AVG() OVER() — Department Average
SELECT
Employee,
Department,
Sales,
AVG(Sales) OVER (PARTITION BY Department) AS DepartmentAverage
FROM employee_sales;Output:
| Employee | Department | Sales | DepartmentAverage |
|---|---|---|---|
| Alice | Electronics | 120 | 150 |
| Bob | Electronics | 150 | 150 |
| Charlie | Electronics | 180 | 150 |
MOVING AVERAGES
SELECT
SaleDate,
Sales,
AVG(Sales) OVER (
ORDER BY SaleDate
ROWS BETWEEN 2 PRECEDING AND CURRENT ROW
) AS MovingAverage
FROM employee_sales;Output:
| SaleDate | Sales | MovingAverage |
|---|---|---|
| 2025-01-01 | 120 | 120 |
| 2025-01-02 | 150 | 135 |
| 2025-01-03 | 180 | 150 |
This calculates the average of the current row and the previous two rows.
Window Frames
Window frames restrict the rows used for the calculation to a specific boundary around the current row.
| Frame Clause | Meaning |
|---|---|
| ROWS BETWEEN UNBOUNDED PRECEDING AND CURRENT ROW | From first row to current row |
| ROWS BETWEEN 2 PRECEDING AND CURRENT ROW | Previous 2 rows and current row |
| ROWS BETWEEN UNBOUNDED PRECEDING AND UNBOUNDED FOLLOWING | All rows in the partition |
3. Value and Navigation Functions
LAG() - Previous Row Value
Returns the value from the previous row:
SELECT
SaleDate,
Sales,
LAG(Sales) OVER (ORDER BY SaleDate) AS PreviousSales
FROM employee_sales;Output:
| SaleDate | Sales | PreviousSales |
|---|---|---|
| 2025-01-01 | 120 | NULL |
| 2025-01-02 | 150 | 120 |
| 2025-01-03 | 180 | 150 |
Useful for comparing today's value with yesterday's.
LEAD() - Next Row Value
Returns the value from the next row:
SELECT
SaleDate,
Sales,
LEAD(Sales) OVER (ORDER BY SaleDate) AS NextSales
FROM employee_sales;Output:
| SaleDate | Sales | NextSales |
|---|---|---|
| 2025-01-01 | 120 | 150 |
| 2025-01-02 | 150 | 180 |
| 2025-01-03 | 180 | NULL |
Useful for forecasting and sequential analysis.

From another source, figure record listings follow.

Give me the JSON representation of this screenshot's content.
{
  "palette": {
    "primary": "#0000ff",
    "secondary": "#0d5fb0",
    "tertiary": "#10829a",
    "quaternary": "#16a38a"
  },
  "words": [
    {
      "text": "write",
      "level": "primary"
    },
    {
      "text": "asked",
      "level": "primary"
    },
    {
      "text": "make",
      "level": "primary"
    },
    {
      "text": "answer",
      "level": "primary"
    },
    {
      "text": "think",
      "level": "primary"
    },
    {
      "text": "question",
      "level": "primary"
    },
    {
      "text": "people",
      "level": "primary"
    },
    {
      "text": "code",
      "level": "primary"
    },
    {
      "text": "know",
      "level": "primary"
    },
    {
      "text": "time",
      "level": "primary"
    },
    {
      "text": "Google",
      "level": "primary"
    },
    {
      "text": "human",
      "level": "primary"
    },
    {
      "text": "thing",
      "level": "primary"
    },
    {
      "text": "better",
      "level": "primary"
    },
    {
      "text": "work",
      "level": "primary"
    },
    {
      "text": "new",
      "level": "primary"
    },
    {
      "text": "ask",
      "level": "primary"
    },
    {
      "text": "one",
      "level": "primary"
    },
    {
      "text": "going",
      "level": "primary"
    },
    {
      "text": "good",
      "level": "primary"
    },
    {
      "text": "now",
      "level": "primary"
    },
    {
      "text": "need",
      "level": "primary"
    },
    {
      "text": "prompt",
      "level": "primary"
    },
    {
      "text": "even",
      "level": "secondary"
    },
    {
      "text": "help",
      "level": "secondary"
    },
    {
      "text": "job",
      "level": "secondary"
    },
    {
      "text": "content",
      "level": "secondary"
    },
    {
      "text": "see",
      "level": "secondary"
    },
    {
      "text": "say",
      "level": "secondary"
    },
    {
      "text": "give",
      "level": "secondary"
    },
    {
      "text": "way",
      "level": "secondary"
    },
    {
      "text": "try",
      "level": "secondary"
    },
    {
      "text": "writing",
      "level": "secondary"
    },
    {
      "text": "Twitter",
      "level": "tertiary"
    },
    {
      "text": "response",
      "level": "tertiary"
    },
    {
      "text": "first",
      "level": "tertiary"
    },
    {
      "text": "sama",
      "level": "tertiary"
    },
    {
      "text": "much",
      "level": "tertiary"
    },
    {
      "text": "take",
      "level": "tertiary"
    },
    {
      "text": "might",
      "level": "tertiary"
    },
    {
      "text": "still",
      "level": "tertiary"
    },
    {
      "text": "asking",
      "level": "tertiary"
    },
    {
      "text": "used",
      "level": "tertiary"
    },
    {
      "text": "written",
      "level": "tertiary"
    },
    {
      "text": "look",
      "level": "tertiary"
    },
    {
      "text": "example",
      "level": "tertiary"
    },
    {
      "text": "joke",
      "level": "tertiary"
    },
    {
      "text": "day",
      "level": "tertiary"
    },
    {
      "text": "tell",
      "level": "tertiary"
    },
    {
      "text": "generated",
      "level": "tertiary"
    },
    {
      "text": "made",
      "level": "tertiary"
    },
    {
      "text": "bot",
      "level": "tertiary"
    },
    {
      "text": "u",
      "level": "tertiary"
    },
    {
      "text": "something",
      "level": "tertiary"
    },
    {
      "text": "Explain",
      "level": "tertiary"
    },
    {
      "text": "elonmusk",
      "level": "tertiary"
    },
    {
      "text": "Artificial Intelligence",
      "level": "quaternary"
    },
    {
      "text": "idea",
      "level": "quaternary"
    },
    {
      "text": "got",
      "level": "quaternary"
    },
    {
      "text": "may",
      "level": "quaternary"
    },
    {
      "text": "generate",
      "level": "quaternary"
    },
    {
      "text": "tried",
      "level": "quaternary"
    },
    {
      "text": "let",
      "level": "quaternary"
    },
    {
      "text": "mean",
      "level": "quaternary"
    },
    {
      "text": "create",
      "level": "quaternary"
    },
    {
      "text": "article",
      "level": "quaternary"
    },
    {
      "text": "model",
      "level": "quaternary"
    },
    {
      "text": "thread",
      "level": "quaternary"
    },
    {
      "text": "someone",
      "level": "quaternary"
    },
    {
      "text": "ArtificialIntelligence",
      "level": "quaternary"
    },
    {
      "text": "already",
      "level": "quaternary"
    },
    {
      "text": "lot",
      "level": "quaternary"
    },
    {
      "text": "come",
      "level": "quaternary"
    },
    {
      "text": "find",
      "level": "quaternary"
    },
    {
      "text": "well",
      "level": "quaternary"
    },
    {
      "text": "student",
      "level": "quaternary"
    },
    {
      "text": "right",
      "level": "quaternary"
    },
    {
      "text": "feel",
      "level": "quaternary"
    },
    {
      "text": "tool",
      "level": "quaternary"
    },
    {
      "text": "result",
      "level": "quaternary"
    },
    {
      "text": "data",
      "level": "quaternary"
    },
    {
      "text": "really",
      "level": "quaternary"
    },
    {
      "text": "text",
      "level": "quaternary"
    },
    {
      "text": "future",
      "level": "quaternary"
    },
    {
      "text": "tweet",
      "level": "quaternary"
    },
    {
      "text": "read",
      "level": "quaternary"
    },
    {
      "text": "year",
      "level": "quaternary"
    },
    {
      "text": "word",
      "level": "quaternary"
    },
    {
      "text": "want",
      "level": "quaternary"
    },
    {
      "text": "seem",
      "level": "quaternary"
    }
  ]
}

FIRST_VALUE() and LAST_VALUE()
Returns the first or last value in the window:
SELECT
Employee,
Sales,
FIRST_VALUE(Sales) OVER (
ORDER BY Sales DESC
) AS HighestSale,
LAST_VALUE(Sales) OVER (
ORDER BY Sales
ROWS BETWEEN UNBOUNDED PRECEDING AND UNBOUNDED FOLLOWING
) AS LastSale
FROM employee_sales;Output:
| Employee | Sales | HighestSale | LastSale |
|---|---|---|---|
| Charlie | 180 | 180 | 180 |
| Bob | 150 | 180 | 180 |
| Alice | 120 | 180 | 180 |
Note:
FIRST_VALUE()picks the first value after sorting by Sales DESC.LAST_VALUE()picks the last value over the entire window using UNBOUNDED PRECEDING to UNBOUNDED FOLLOWING.

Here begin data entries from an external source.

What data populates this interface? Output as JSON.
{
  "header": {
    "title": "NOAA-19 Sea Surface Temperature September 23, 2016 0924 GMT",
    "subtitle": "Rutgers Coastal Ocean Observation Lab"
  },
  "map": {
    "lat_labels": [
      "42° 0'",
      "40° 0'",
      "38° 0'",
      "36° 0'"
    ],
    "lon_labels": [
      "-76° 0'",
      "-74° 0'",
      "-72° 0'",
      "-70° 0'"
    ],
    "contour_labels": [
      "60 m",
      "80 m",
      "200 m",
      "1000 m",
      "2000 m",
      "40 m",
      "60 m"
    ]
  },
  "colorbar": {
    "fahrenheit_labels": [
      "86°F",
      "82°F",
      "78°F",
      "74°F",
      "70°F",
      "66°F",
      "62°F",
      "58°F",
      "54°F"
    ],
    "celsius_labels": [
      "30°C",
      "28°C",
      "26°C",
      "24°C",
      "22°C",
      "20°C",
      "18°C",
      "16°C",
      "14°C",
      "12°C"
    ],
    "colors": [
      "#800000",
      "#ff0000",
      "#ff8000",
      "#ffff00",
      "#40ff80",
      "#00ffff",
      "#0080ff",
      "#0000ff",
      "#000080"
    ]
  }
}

Window Functions vs GROUP BY
| Feature | GROUP BY | Window Functions |
|---|---|---|
| Rows returned | Combines rows | Keeps all rows |
| Result per group | One per group | One per row |
| Used for | Summaries | Row-level analytics |
| Compare neighboring rows | Not easily | Yes, using LAG and LEAD |
Performance Tips
- Sort data using an efficient
ORDER BYkey. - Use
PARTITION BYonly when necessary. - Filter data before applying window functions whenever possible.
- Avoid very large window frames if a smaller frame meets your needs.

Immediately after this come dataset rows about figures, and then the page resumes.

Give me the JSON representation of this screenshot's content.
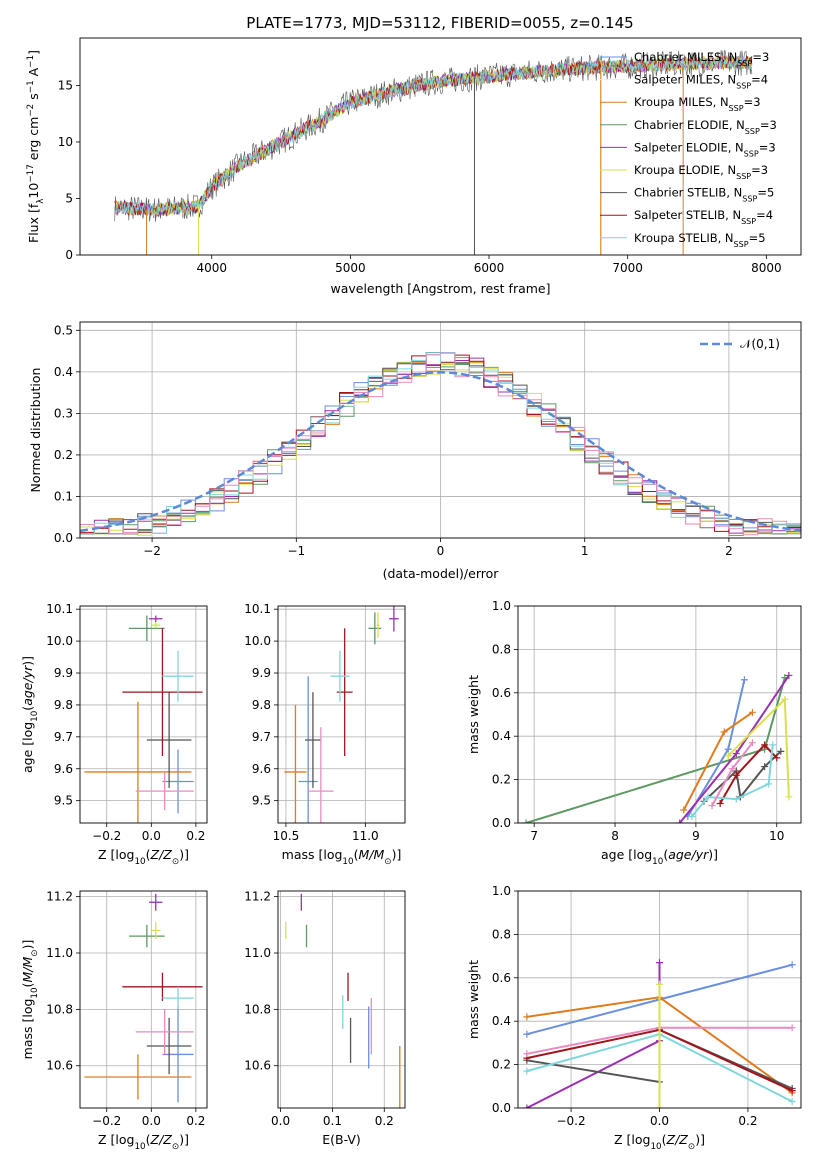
{
  "title": "PLATE=1773, MJD=53112, FIBERID=0055, z=0.145",
  "colors": {
    "chabrier_miles": "#6a8fde",
    "salpeter_miles": "#eeeeee",
    "kroupa_miles": "#e07b1e",
    "chabrier_elodie": "#5e9963",
    "salpeter_elodie": "#9b30b0",
    "kroupa_elodie": "#d8e04a",
    "chabrier_stelib": "#555555",
    "salpeter_stelib": "#a2151c",
    "kroupa_stelib": "#7fd6dc",
    "pink": "#e98bbf",
    "normal": "#5b8bd8"
  },
  "chart_data": [
    {
      "id": "spectrum",
      "type": "line",
      "xlabel": "wavelength [Angstrom, rest frame]",
      "ylabel": "Flux [f_λ10^-17 erg cm^-2 s^-1 A^-1]",
      "xlim": [
        3050,
        8250
      ],
      "ylim": [
        0,
        19.2
      ],
      "xticks": [
        4000,
        5000,
        6000,
        7000,
        8000
      ],
      "yticks": [
        0,
        5,
        10,
        15
      ],
      "legend_position": "top-right",
      "legend": [
        {
          "label": "Chabrier MILES, N_SSP=3",
          "color": "#6a8fde"
        },
        {
          "label": "Salpeter MILES, N_SSP=4",
          "color": "#eeeeee"
        },
        {
          "label": "Kroupa MILES, N_SSP=3",
          "color": "#e07b1e"
        },
        {
          "label": "Chabrier ELODIE, N_SSP=3",
          "color": "#5e9963"
        },
        {
          "label": "Salpeter ELODIE, N_SSP=3",
          "color": "#9b30b0"
        },
        {
          "label": "Kroupa ELODIE, N_SSP=3",
          "color": "#d8e04a"
        },
        {
          "label": "Chabrier STELIB, N_SSP=5",
          "color": "#555555"
        },
        {
          "label": "Salpeter STELIB, N_SSP=4",
          "color": "#a2151c"
        },
        {
          "label": "Kroupa STELIB, N_SSP=5",
          "color": "#7fd6dc"
        }
      ],
      "continuum": [
        [
          3300,
          4.2
        ],
        [
          3600,
          4.0
        ],
        [
          3900,
          4.3
        ],
        [
          4000,
          6.0
        ],
        [
          4200,
          8.0
        ],
        [
          4500,
          10.0
        ],
        [
          4800,
          12.0
        ],
        [
          5000,
          13.5
        ],
        [
          5300,
          14.5
        ],
        [
          5600,
          15.3
        ],
        [
          6000,
          15.8
        ],
        [
          6400,
          16.3
        ],
        [
          6800,
          16.6
        ],
        [
          7200,
          16.8
        ],
        [
          7600,
          17.0
        ],
        [
          7900,
          17.0
        ]
      ]
    },
    {
      "id": "residuals",
      "type": "line",
      "xlabel": "(data-model)/error",
      "ylabel": "Normed distribution",
      "xlim": [
        -2.5,
        2.5
      ],
      "ylim": [
        0,
        0.52
      ],
      "xticks": [
        -2,
        -1,
        0,
        1,
        2
      ],
      "yticks": [
        0.0,
        0.1,
        0.2,
        0.3,
        0.4,
        0.5
      ],
      "legend": [
        {
          "label": "𝒩(0,1)",
          "color": "#5b8bd8"
        }
      ],
      "legend_position": "top-right",
      "grid": true
    },
    {
      "id": "Z-age",
      "type": "scatter",
      "xlabel": "Z [log10(Z/Z⊙)]",
      "ylabel": "age [log10(age/yr)]",
      "xlim": [
        -0.32,
        0.25
      ],
      "ylim": [
        9.43,
        10.11
      ],
      "xticks": [
        -0.2,
        0.0,
        0.2
      ],
      "yticks": [
        9.5,
        9.6,
        9.7,
        9.8,
        9.9,
        10.0,
        10.1
      ],
      "points": [
        {
          "x": 0.12,
          "y": 9.56,
          "xerr": 0.07,
          "yerr": 0.1,
          "color": "#6a8fde"
        },
        {
          "x": -0.06,
          "y": 9.59,
          "xerr": 0.24,
          "yerr": 0.22,
          "color": "#e07b1e"
        },
        {
          "x": -0.02,
          "y": 10.04,
          "xerr": 0.08,
          "yerr": 0.04,
          "color": "#5e9963"
        },
        {
          "x": 0.02,
          "y": 10.07,
          "xerr": 0.03,
          "yerr": 0.01,
          "color": "#9b30b0"
        },
        {
          "x": 0.02,
          "y": 10.05,
          "xerr": 0.02,
          "yerr": 0.01,
          "color": "#d8e04a"
        },
        {
          "x": 0.08,
          "y": 9.69,
          "xerr": 0.1,
          "yerr": 0.15,
          "color": "#555555"
        },
        {
          "x": 0.05,
          "y": 9.84,
          "xerr": 0.18,
          "yerr": 0.2,
          "color": "#a2151c"
        },
        {
          "x": 0.12,
          "y": 9.89,
          "xerr": 0.07,
          "yerr": 0.08,
          "color": "#7fd6dc"
        },
        {
          "x": 0.06,
          "y": 9.53,
          "xerr": 0.13,
          "yerr": 0.06,
          "color": "#e98bbf"
        }
      ]
    },
    {
      "id": "mass-age",
      "type": "scatter",
      "xlabel": "mass [log10(M/M⊙)]",
      "ylabel": "",
      "xlim": [
        10.45,
        11.25
      ],
      "ylim": [
        9.43,
        10.11
      ],
      "xticks": [
        10.5,
        11.0
      ],
      "yticks": [
        9.5,
        9.6,
        9.7,
        9.8,
        9.9,
        10.0,
        10.1
      ],
      "points": [
        {
          "x": 10.64,
          "y": 9.56,
          "xerr": 0.06,
          "yerr": 0.33,
          "color": "#6a8fde"
        },
        {
          "x": 10.56,
          "y": 9.59,
          "xerr": 0.07,
          "yerr": 0.21,
          "color": "#e07b1e"
        },
        {
          "x": 11.06,
          "y": 10.04,
          "xerr": 0.04,
          "yerr": 0.05,
          "color": "#5e9963"
        },
        {
          "x": 11.18,
          "y": 10.07,
          "xerr": 0.03,
          "yerr": 0.04,
          "color": "#9b30b0"
        },
        {
          "x": 11.08,
          "y": 10.05,
          "xerr": 0.01,
          "yerr": 0.04,
          "color": "#d8e04a"
        },
        {
          "x": 10.67,
          "y": 9.69,
          "xerr": 0.05,
          "yerr": 0.15,
          "color": "#555555"
        },
        {
          "x": 10.87,
          "y": 9.84,
          "xerr": 0.05,
          "yerr": 0.2,
          "color": "#a2151c"
        },
        {
          "x": 10.84,
          "y": 9.89,
          "xerr": 0.06,
          "yerr": 0.08,
          "color": "#7fd6dc"
        },
        {
          "x": 10.72,
          "y": 9.53,
          "xerr": 0.08,
          "yerr": 0.2,
          "color": "#e98bbf"
        }
      ]
    },
    {
      "id": "age-weight",
      "type": "line",
      "xlabel": "age [log10(age/yr)]",
      "ylabel": "mass weight",
      "xlim": [
        6.8,
        10.3
      ],
      "ylim": [
        0,
        1
      ],
      "xticks": [
        7,
        8,
        9,
        10
      ],
      "yticks": [
        0.0,
        0.2,
        0.4,
        0.6,
        0.8,
        1.0
      ],
      "series": [
        {
          "color": "#5e9963",
          "points": [
            [
              6.9,
              0.0
            ],
            [
              9.85,
              0.34
            ],
            [
              10.1,
              0.67
            ]
          ]
        },
        {
          "color": "#6a8fde",
          "points": [
            [
              8.9,
              0.03
            ],
            [
              9.4,
              0.34
            ],
            [
              9.6,
              0.66
            ]
          ]
        },
        {
          "color": "#e07b1e",
          "points": [
            [
              8.85,
              0.06
            ],
            [
              9.35,
              0.42
            ],
            [
              9.7,
              0.51
            ]
          ]
        },
        {
          "color": "#9b30b0",
          "points": [
            [
              8.8,
              0.0
            ],
            [
              9.5,
              0.32
            ],
            [
              10.15,
              0.68
            ]
          ]
        },
        {
          "color": "#d8e04a",
          "points": [
            [
              9.4,
              0.31
            ],
            [
              10.1,
              0.57
            ],
            [
              10.15,
              0.12
            ]
          ]
        },
        {
          "color": "#555555",
          "points": [
            [
              9.1,
              0.1
            ],
            [
              9.5,
              0.24
            ],
            [
              9.55,
              0.12
            ],
            [
              9.85,
              0.26
            ],
            [
              10.05,
              0.33
            ]
          ]
        },
        {
          "color": "#a2151c",
          "points": [
            [
              9.3,
              0.09
            ],
            [
              9.5,
              0.22
            ],
            [
              9.85,
              0.36
            ],
            [
              10.0,
              0.3
            ]
          ]
        },
        {
          "color": "#7fd6dc",
          "points": [
            [
              8.95,
              0.03
            ],
            [
              9.15,
              0.12
            ],
            [
              9.5,
              0.11
            ],
            [
              9.9,
              0.18
            ],
            [
              9.95,
              0.36
            ]
          ]
        },
        {
          "color": "#e98bbf",
          "points": [
            [
              9.2,
              0.08
            ],
            [
              9.45,
              0.25
            ],
            [
              9.7,
              0.37
            ]
          ]
        }
      ]
    },
    {
      "id": "Z-mass",
      "type": "scatter",
      "xlabel": "Z [log10(Z/Z⊙)]",
      "ylabel": "mass [log10(M/M⊙)]",
      "xlim": [
        -0.32,
        0.25
      ],
      "ylim": [
        10.45,
        11.22
      ],
      "xticks": [
        -0.2,
        0.0,
        0.2
      ],
      "yticks": [
        10.6,
        10.8,
        11.0,
        11.2
      ],
      "points": [
        {
          "x": 0.12,
          "y": 10.64,
          "xerr": 0.07,
          "yerr": 0.17,
          "color": "#6a8fde"
        },
        {
          "x": -0.06,
          "y": 10.56,
          "xerr": 0.24,
          "yerr": 0.08,
          "color": "#e07b1e"
        },
        {
          "x": -0.02,
          "y": 11.06,
          "xerr": 0.08,
          "yerr": 0.04,
          "color": "#5e9963"
        },
        {
          "x": 0.02,
          "y": 11.18,
          "xerr": 0.03,
          "yerr": 0.03,
          "color": "#9b30b0"
        },
        {
          "x": 0.02,
          "y": 11.08,
          "xerr": 0.02,
          "yerr": 0.03,
          "color": "#d8e04a"
        },
        {
          "x": 0.08,
          "y": 10.67,
          "xerr": 0.1,
          "yerr": 0.1,
          "color": "#555555"
        },
        {
          "x": 0.05,
          "y": 10.88,
          "xerr": 0.18,
          "yerr": 0.05,
          "color": "#a2151c"
        },
        {
          "x": 0.12,
          "y": 10.84,
          "xerr": 0.07,
          "yerr": 0.04,
          "color": "#7fd6dc"
        },
        {
          "x": 0.06,
          "y": 10.72,
          "xerr": 0.13,
          "yerr": 0.08,
          "color": "#e98bbf"
        }
      ]
    },
    {
      "id": "ebv-mass",
      "type": "scatter",
      "xlabel": "E(B-V)",
      "ylabel": "",
      "xlim": [
        -0.005,
        0.24
      ],
      "ylim": [
        10.45,
        11.22
      ],
      "xticks": [
        0.0,
        0.1,
        0.2
      ],
      "yticks": [
        10.6,
        10.8,
        11.0,
        11.2
      ],
      "points": [
        {
          "x": 0.17,
          "y": 10.7,
          "xerr": 0,
          "yerr": 0.11,
          "color": "#6a8fde"
        },
        {
          "x": 0.23,
          "y": 10.56,
          "xerr": 0,
          "yerr": 0.11,
          "color": "#e07b1e"
        },
        {
          "x": 0.05,
          "y": 11.06,
          "xerr": 0,
          "yerr": 0.04,
          "color": "#5e9963"
        },
        {
          "x": 0.04,
          "y": 11.18,
          "xerr": 0,
          "yerr": 0.03,
          "color": "#9b30b0"
        },
        {
          "x": 0.01,
          "y": 11.08,
          "xerr": 0,
          "yerr": 0.03,
          "color": "#d8e04a"
        },
        {
          "x": 0.135,
          "y": 10.69,
          "xerr": 0,
          "yerr": 0.08,
          "color": "#555555"
        },
        {
          "x": 0.13,
          "y": 10.88,
          "xerr": 0,
          "yerr": 0.05,
          "color": "#a2151c"
        },
        {
          "x": 0.12,
          "y": 10.79,
          "xerr": 0,
          "yerr": 0.06,
          "color": "#7fd6dc"
        },
        {
          "x": 0.175,
          "y": 10.74,
          "xerr": 0,
          "yerr": 0.1,
          "color": "#e98bbf"
        }
      ]
    },
    {
      "id": "Z-weight",
      "type": "line",
      "xlabel": "Z [log10(Z/Z⊙)]",
      "ylabel": "mass weight",
      "xlim": [
        -0.32,
        0.32
      ],
      "ylim": [
        0,
        1
      ],
      "xticks": [
        -0.2,
        0.0,
        0.2
      ],
      "yticks": [
        0.0,
        0.2,
        0.4,
        0.6,
        0.8,
        1.0
      ],
      "series": [
        {
          "color": "#6a8fde",
          "points": [
            [
              -0.3,
              0.34
            ],
            [
              0.0,
              0.5
            ],
            [
              0.3,
              0.66
            ]
          ]
        },
        {
          "color": "#e07b1e",
          "points": [
            [
              -0.3,
              0.42
            ],
            [
              0.0,
              0.51
            ],
            [
              0.3,
              0.07
            ]
          ]
        },
        {
          "color": "#9b30b0",
          "points": [
            [
              -0.3,
              0.0
            ],
            [
              0.0,
              0.31
            ],
            [
              0.0,
              0.67
            ]
          ]
        },
        {
          "color": "#555555",
          "points": [
            [
              -0.3,
              0.22
            ],
            [
              0.0,
              0.12
            ],
            [
              0.0,
              0.36
            ],
            [
              0.3,
              0.09
            ]
          ]
        },
        {
          "color": "#a2151c",
          "points": [
            [
              -0.3,
              0.23
            ],
            [
              0.0,
              0.36
            ],
            [
              0.3,
              0.08
            ]
          ]
        },
        {
          "color": "#7fd6dc",
          "points": [
            [
              -0.3,
              0.17
            ],
            [
              0.0,
              0.34
            ],
            [
              0.3,
              0.03
            ]
          ]
        },
        {
          "color": "#e98bbf",
          "points": [
            [
              -0.3,
              0.25
            ],
            [
              0.0,
              0.37
            ],
            [
              0.3,
              0.37
            ]
          ]
        },
        {
          "color": "#d8e04a",
          "points": [
            [
              0.0,
              0.57
            ],
            [
              0.0,
              0.0
            ]
          ]
        }
      ]
    }
  ]
}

- Use appropriate table engines such as MergeTree for analytical workloads.
Final Thoughts
ClickHouse® Window Functions provide a powerful way to perform advanced analytical calculations while preserving individual rows. Whether you're ranking records, calculating running totals, comparing values across rows, or building moving averages, window functions make SQL queries cleaner and more efficient.
By understanding the OVER() clause and commonly used functions like ROW_NUMBER(), RANK(), SUM(), AVG(), LAG(), and LEAD(), you can solve many real-world analytical problems with simpler, more readable SQL. Mastering these functions is an essential step toward writing efficient analytical queries in ClickHouse® and unlocking deeper insights from your data.